Published on Mommy Tracked (http://www.mommytracked.com)

African American Moms Rejoice.

by Kuae Mattox


Just when I thought those darned mommy wars had piped down to an occasional simmer on the media hotplate, in walks a fresh face on the national scene and the stew starts to boil again.

Michelle Obama has received the advice of everyone from the wife of former Prime Minister Tony Blair to former First Lady Barbara Bush. “Get used to the back seat,” she’s been told. “Understand the perils and pitfalls of the ‘trailing’ spouse.” “Michelle Obama is setting a poor example for women”, one author lamented. The feminist fury over the notion that Michelle Obama, an Ivy League-educated corporate attorney, will now be measuring the drapes for a living is plastered across cyberspace. The tug of war is well underway, and it’s making my head spin. “She’s part of the working moms club.” “No siree, Michelle’s going to be a stay at home mom now. She’s trading it all in.” “She’s throwing it all away.” “She really has no choice you know…Oh, by the way, did you see that dress she wore on election night?” Michelle Obama has been defined and pigeonholed, filed and categorized long before she sets foot in the bubble that is the White House.

But in the black community, there isn’t much quibbling between working moms and stay at home moms over Michelle Obama’s employment status. That’s because historically, most African American mothers have not had the choice to stay at home with their children. Most of our mothers worked. Period. They didn’t have the luxury of lamenting what they gave up when they trailed their spouse or left their careers. They worked because they had to. They raised their kids, and in many cases, other people’s children too. The mere notion of staying at home to many little black girls growing up, was, quite simply, profound, and at best, unrealistic.

Yet for the past decade I have been part of a movement of thousands of educated, successful African American mothers who indeed have been able to make the choice to stay at home. We call it a “season,” because we know full well that a stay at home mom in January could be a working mom in September. We know that a stay at home mom is as much a state of mind as it is a reality. What Michelle Obama calls “Mom in Chief” has yet to be truly defined. As First Lady, with a predefined agenda, it will be up to Mrs. Obama to create the balance for the role in which she chooses to play. As far as I am concerned, she can call herself a “working” mom, a “stay at home” mom, a “whatever she wants” mom. Many of us are still basking in the glow, grinning from ear to ear, reveling in the fact that Barack and Michelle Obama are simply “there.”

Over the next four years, Michelle Obama will indeed have the opportunity to define herself, from the outfits she wears to the policies she promotes. She can choose to be on the front lines, joining a longstanding tradition of public service among first ladies. First Lady Hillary Clinton chaired the Presidential Task Force on Health Care Reform and wrote a weekly syndicated column. Rosalyn Carter made an unprecedented trip to seven countries in the Caribbean and South America to talk with leaders about trade and defense. She lobbied for mental health care reform. Betty Ford lobbied state legislators to ratify the Equal Rights Amendment. Eleanor Roosevelt was a pioneering first lady, fighting for a long list of reforms and giving hundreds of speeches around the world.

It’s not often that America sees the image of a successful, highly educated African American woman who is in charge of her own future. I suspect that white America’s expectations of Mrs. Obama and black America’s expectations of her will be dictated in large part by their own cultural experiences. The question is, how will the lens in which we view her ultimately define her success?

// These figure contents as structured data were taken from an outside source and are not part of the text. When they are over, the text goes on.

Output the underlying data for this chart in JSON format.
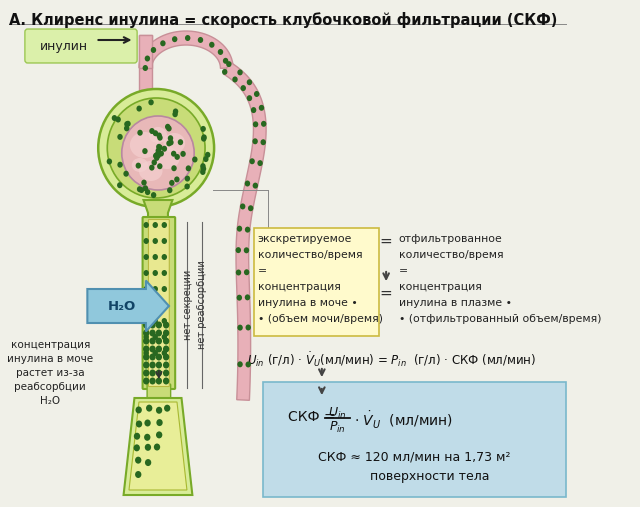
{
  "title": "А. Клиренс инулина = скорость клубочковой фильтрации (СКФ)",
  "title_fontsize": 10.5,
  "bg_color": "#f0f0e8",
  "inulin_label": "инулин",
  "yellow_box_color": "#fffacc",
  "yellow_box_text": "экскретируемое\nколичество/время\n=\nконцентрация\nинулина в моче •\n• (объем мочи/время)",
  "right_text": "отфильтрованное\nколичество/время\n=\nконцентрация\nинулина в плазме •\n• (отфильтрованный объем/время)",
  "blue_box_color": "#c0dce8",
  "left_label": "концентрация\nинулина в моче\nрастет из-за\nреабсорбции\nH₂O",
  "vertical_label": "нет секреции\nнет реабсорбции",
  "h2o_label": "H₂O",
  "tubule_green": "#c8dc78",
  "tubule_border": "#78aa28",
  "capsule_light": "#d8ec98",
  "glom_pink": "#e8b8b8",
  "glom_pink2": "#f0c8c8",
  "capillary_pink": "#e8b0b8",
  "capillary_border": "#c89098",
  "dot_green": "#286820",
  "lumen_yellow": "#e8e890",
  "water_blue": "#90c8dc",
  "dot_size": 3.0
}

Kuae Kelch Mattox is an award winning journalist turned stay at home mom who currently serves as director of media and publicity for Mocha Moms, Inc., a national, non-profit organization that supports stay at home mothers of color. She is the former editor in chief of Black Family Today magazine, a former producer for Dateline NBC, and has worked with The Oprah Winfrey Show, ABC News and King World Productions. Mattox is a former education reporter for The Miami Herald, and her articles have also appeared in The Washington Post, The Philadelphia Inquirer and Electronic Media.